Improvements on the performance degradation due to substrate-induced switching noise can be achieved by placing noise injecting and noise sensitive modules at a certain distance or by creating special structures, such as low-resistivity guard-rings, around noise injectors [29] . The first provision is generally implemented in a placement tool using the conventional Simulated Annealing (SA) move-set. The second issue is usually solved by extending the search space, allowing the annealing to choose from a number of alternative implementations for a module, including one with a guard-ring implemented around it.
In order for a placer to be effective in preventing violations to performance specifications, the following features are often implemented in the tool. (1) A model for each noise injecting module, characterizing the waveform and the spatial location where the noise is injected as precisely as possible. (2) A model of substrate transport for efficient substrate current evaluation, possibly independent of the circuit configuration. (3) A model for substrate noise absorption and its effect on performance.
The evaluation of performance degradation due to substrate noise is generally the most time consuming. In [33] for example, such problem is approached in the following way:
1. generate constraints for each node of noise-sensitive modules 2. generate the resistive network associated with substrate 3. quantify violations to constraints
The calculation of all violations in step 3 to the given constraints is carried out by solving the underlying circuit and evaluating the appropriate parameters at each critical node.

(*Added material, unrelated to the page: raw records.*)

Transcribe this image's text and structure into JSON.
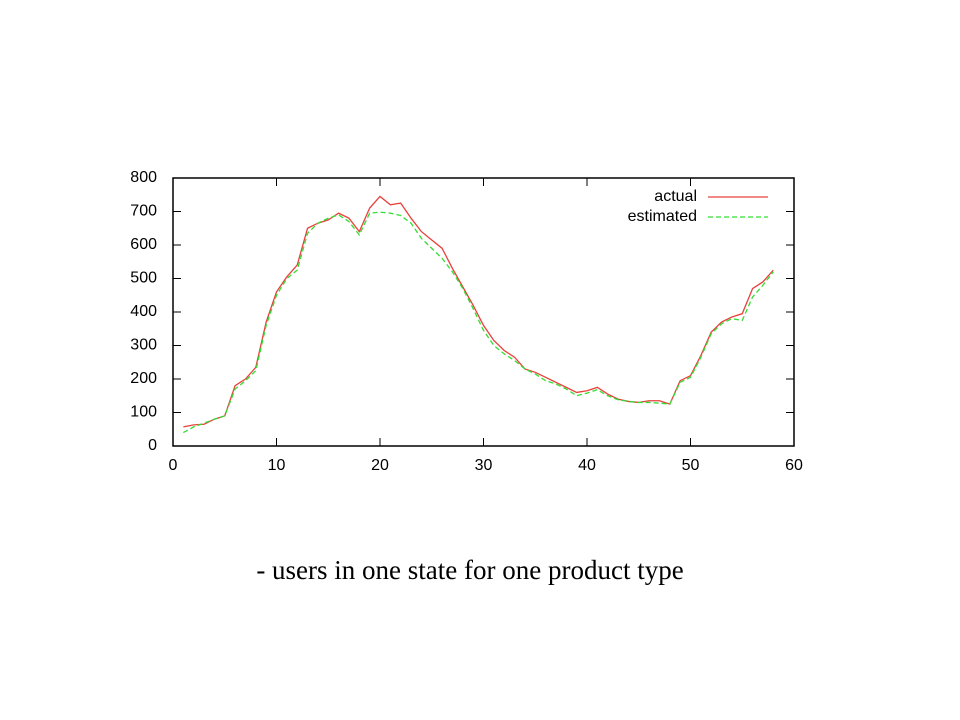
{
  "chart_data": {
    "type": "line",
    "caption": "- users in one state for one product type",
    "x": [
      1,
      2,
      3,
      4,
      5,
      6,
      7,
      8,
      9,
      10,
      11,
      12,
      13,
      14,
      15,
      16,
      17,
      18,
      19,
      20,
      21,
      22,
      23,
      24,
      25,
      26,
      27,
      28,
      29,
      30,
      31,
      32,
      33,
      34,
      35,
      36,
      37,
      38,
      39,
      40,
      41,
      42,
      43,
      44,
      45,
      46,
      47,
      48,
      49,
      50,
      51,
      52,
      53,
      54,
      55,
      56,
      57,
      58
    ],
    "series": [
      {
        "name": "actual",
        "color": "#e8413c",
        "dash": false,
        "values": [
          57,
          63,
          65,
          80,
          90,
          180,
          200,
          235,
          370,
          460,
          505,
          540,
          650,
          665,
          675,
          695,
          680,
          640,
          710,
          745,
          720,
          725,
          680,
          640,
          615,
          590,
          530,
          475,
          420,
          360,
          315,
          285,
          265,
          230,
          220,
          205,
          190,
          175,
          160,
          165,
          175,
          155,
          140,
          133,
          130,
          135,
          135,
          125,
          195,
          210,
          270,
          340,
          370,
          385,
          395,
          470,
          490,
          525
        ]
      },
      {
        "name": "estimated",
        "color": "#33dd33",
        "dash": true,
        "values": [
          40,
          57,
          68,
          80,
          90,
          170,
          195,
          225,
          360,
          450,
          500,
          525,
          635,
          665,
          680,
          690,
          670,
          630,
          695,
          698,
          695,
          688,
          665,
          620,
          590,
          560,
          520,
          470,
          410,
          345,
          300,
          275,
          255,
          230,
          215,
          195,
          185,
          170,
          150,
          158,
          168,
          150,
          138,
          133,
          130,
          130,
          128,
          125,
          190,
          205,
          265,
          335,
          365,
          380,
          375,
          445,
          480,
          520
        ]
      }
    ],
    "xlim": [
      0,
      60
    ],
    "xticks": [
      0,
      10,
      20,
      30,
      40,
      50,
      60
    ],
    "ylim": [
      0,
      800
    ],
    "yticks": [
      0,
      100,
      200,
      300,
      400,
      500,
      600,
      700,
      800
    ],
    "legend": "top-right"
  }
}
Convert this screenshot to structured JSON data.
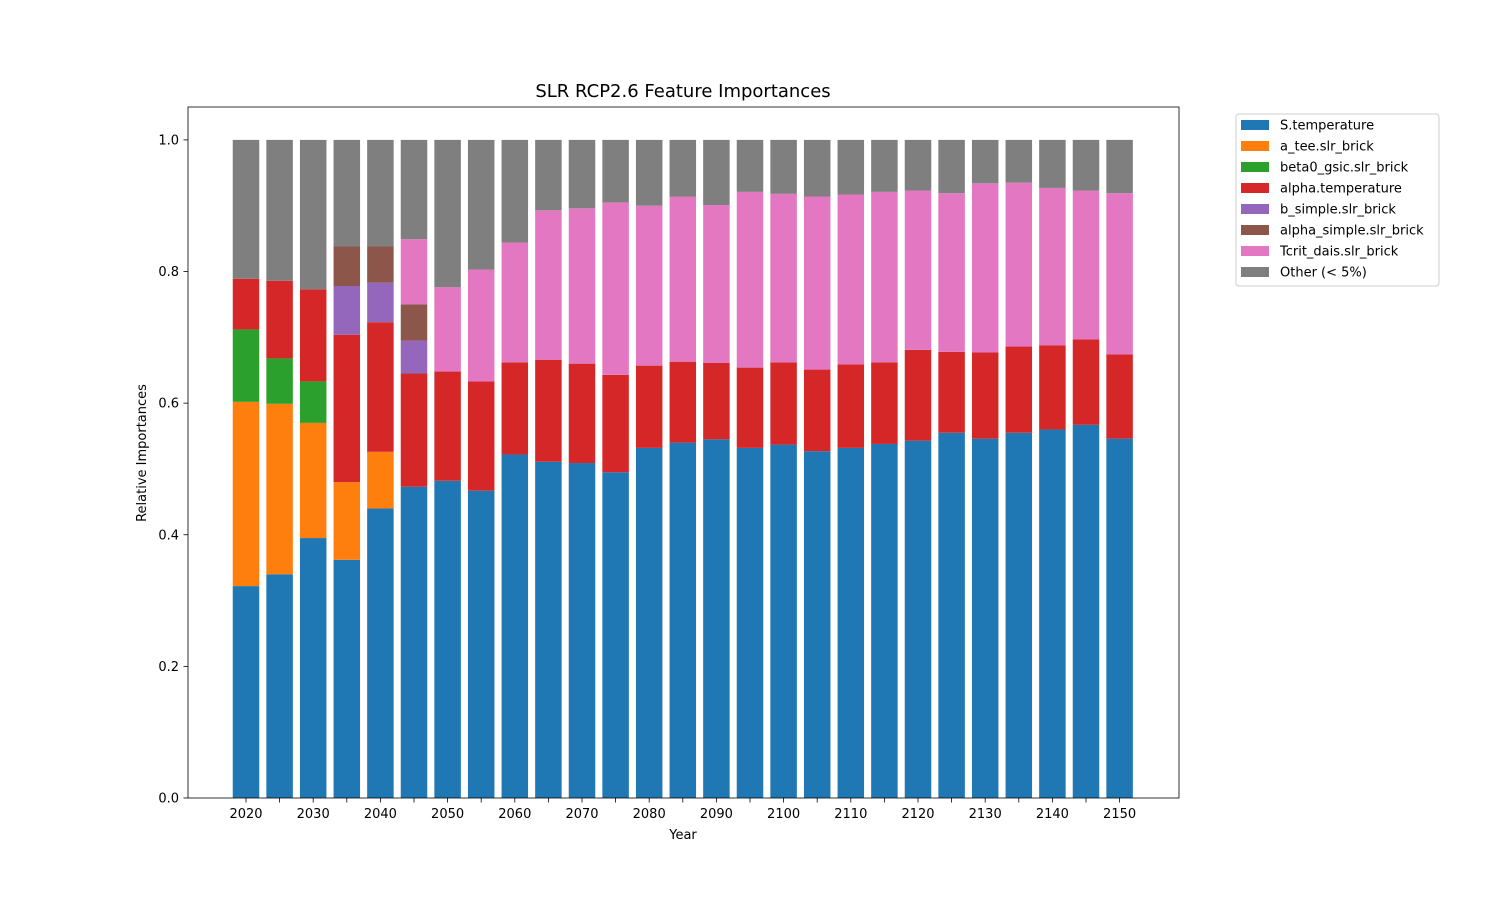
{
  "chart_data": {
    "type": "bar",
    "stacked": true,
    "title": "SLR RCP2.6 Feature Importances",
    "xlabel": "Year",
    "ylabel": "Relative Importances",
    "ylim": [
      0,
      1.05
    ],
    "yticks": [
      "0.0",
      "0.2",
      "0.4",
      "0.6",
      "0.8",
      "1.0"
    ],
    "ytick_values": [
      0,
      0.2,
      0.4,
      0.6,
      0.8,
      1.0
    ],
    "categories": [
      2020,
      2025,
      2030,
      2035,
      2040,
      2045,
      2050,
      2055,
      2060,
      2065,
      2070,
      2075,
      2080,
      2085,
      2090,
      2095,
      2100,
      2105,
      2110,
      2115,
      2120,
      2125,
      2130,
      2135,
      2140,
      2145,
      2150
    ],
    "xtick_labels": [
      "2020",
      "",
      "2030",
      "",
      "2040",
      "",
      "2050",
      "",
      "2060",
      "",
      "2070",
      "",
      "2080",
      "",
      "2090",
      "",
      "2100",
      "",
      "2110",
      "",
      "2120",
      "",
      "2130",
      "",
      "2140",
      "",
      "2150"
    ],
    "legend_position": "outside-top-right",
    "series": [
      {
        "name": "S.temperature",
        "color": "#1f77b4",
        "values": [
          0.322,
          0.34,
          0.395,
          0.362,
          0.44,
          0.473,
          0.482,
          0.467,
          0.522,
          0.511,
          0.509,
          0.495,
          0.532,
          0.54,
          0.545,
          0.532,
          0.537,
          0.527,
          0.532,
          0.538,
          0.543,
          0.555,
          0.546,
          0.555,
          0.56,
          0.567,
          0.546
        ]
      },
      {
        "name": "a_tee.slr_brick",
        "color": "#ff7f0e",
        "values": [
          0.28,
          0.259,
          0.175,
          0.118,
          0.086,
          0,
          0,
          0,
          0,
          0,
          0,
          0,
          0,
          0,
          0,
          0,
          0,
          0,
          0,
          0,
          0,
          0,
          0,
          0,
          0,
          0,
          0
        ]
      },
      {
        "name": "beta0_gsic.slr_brick",
        "color": "#2ca02c",
        "values": [
          0.11,
          0.069,
          0.063,
          0,
          0,
          0,
          0,
          0,
          0,
          0,
          0,
          0,
          0,
          0,
          0,
          0,
          0,
          0,
          0,
          0,
          0,
          0,
          0,
          0,
          0,
          0,
          0
        ]
      },
      {
        "name": "alpha.temperature",
        "color": "#d62728",
        "values": [
          0.077,
          0.118,
          0.14,
          0.224,
          0.197,
          0.172,
          0.166,
          0.166,
          0.14,
          0.155,
          0.151,
          0.148,
          0.125,
          0.123,
          0.116,
          0.122,
          0.125,
          0.124,
          0.127,
          0.124,
          0.138,
          0.123,
          0.131,
          0.131,
          0.128,
          0.13,
          0.128
        ]
      },
      {
        "name": "b_simple.slr_brick",
        "color": "#9467bd",
        "values": [
          0,
          0,
          0,
          0.074,
          0.06,
          0.05,
          0,
          0,
          0,
          0,
          0,
          0,
          0,
          0,
          0,
          0,
          0,
          0,
          0,
          0,
          0,
          0,
          0,
          0,
          0,
          0,
          0
        ]
      },
      {
        "name": "alpha_simple.slr_brick",
        "color": "#8c564b",
        "values": [
          0,
          0,
          0,
          0.06,
          0.055,
          0.055,
          0,
          0,
          0,
          0,
          0,
          0,
          0,
          0,
          0,
          0,
          0,
          0,
          0,
          0,
          0,
          0,
          0,
          0,
          0,
          0,
          0
        ]
      },
      {
        "name": "Tcrit_dais.slr_brick",
        "color": "#e377c2",
        "values": [
          0,
          0,
          0,
          0,
          0,
          0.099,
          0.128,
          0.17,
          0.182,
          0.227,
          0.236,
          0.262,
          0.243,
          0.251,
          0.24,
          0.267,
          0.256,
          0.263,
          0.258,
          0.259,
          0.242,
          0.241,
          0.257,
          0.249,
          0.239,
          0.226,
          0.245
        ]
      },
      {
        "name": "Other (< 5%)",
        "color": "#7f7f7f",
        "values": [
          0.211,
          0.214,
          0.227,
          0.162,
          0.162,
          0.151,
          0.224,
          0.197,
          0.156,
          0.107,
          0.104,
          0.095,
          0.1,
          0.086,
          0.099,
          0.079,
          0.082,
          0.086,
          0.083,
          0.079,
          0.077,
          0.081,
          0.066,
          0.065,
          0.073,
          0.077,
          0.081
        ]
      }
    ]
  }
}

At each stage of the annealing only steps 2 and 3 need be repeated, since step 1 is carried out only once for each chip. The efficiency of a simulator based on integral equation techniques, though high, is still insufficient for such computationally intensive algorithm as SA, hence, appropriate heuristics are generally developed. In SA, at high annealing temperatures, considerable reshuffling is allowed on the components of the layout. Hence, the locations of switching noise generators and receptors can be significantly modified. On the other hand, only when changes in component location reflect a significant change in any performance measure, the entire substrate network should be evaluated along with the estimate of performance degradation. This observation is generally used to create combined heuristics for the evaluation of substrate effects after each tentative annealing move.
The placement algorithm has been proven to converge to a global minimum under the Romeo/Hajek conditions [43] when it is modified to account for noise substrate transport evaluation [44] . A tool based on this algorithm was used extensively in the design of a RAMDAC chip, which was eventually fabricated and successfully tested [45] .
CONCLUSIONS
The main problem associated with substrate noise is a generalized degradation of performance induced mainly by the appearance of spurious currents generated by the circuit's digital switching activity. The paper focuses on the models of noise transport in view of creating optimized circuits or technologies in mixed-signal and digital designs. Solutions to the substrate noise problem are presented in light of the results obtained from industrial examples.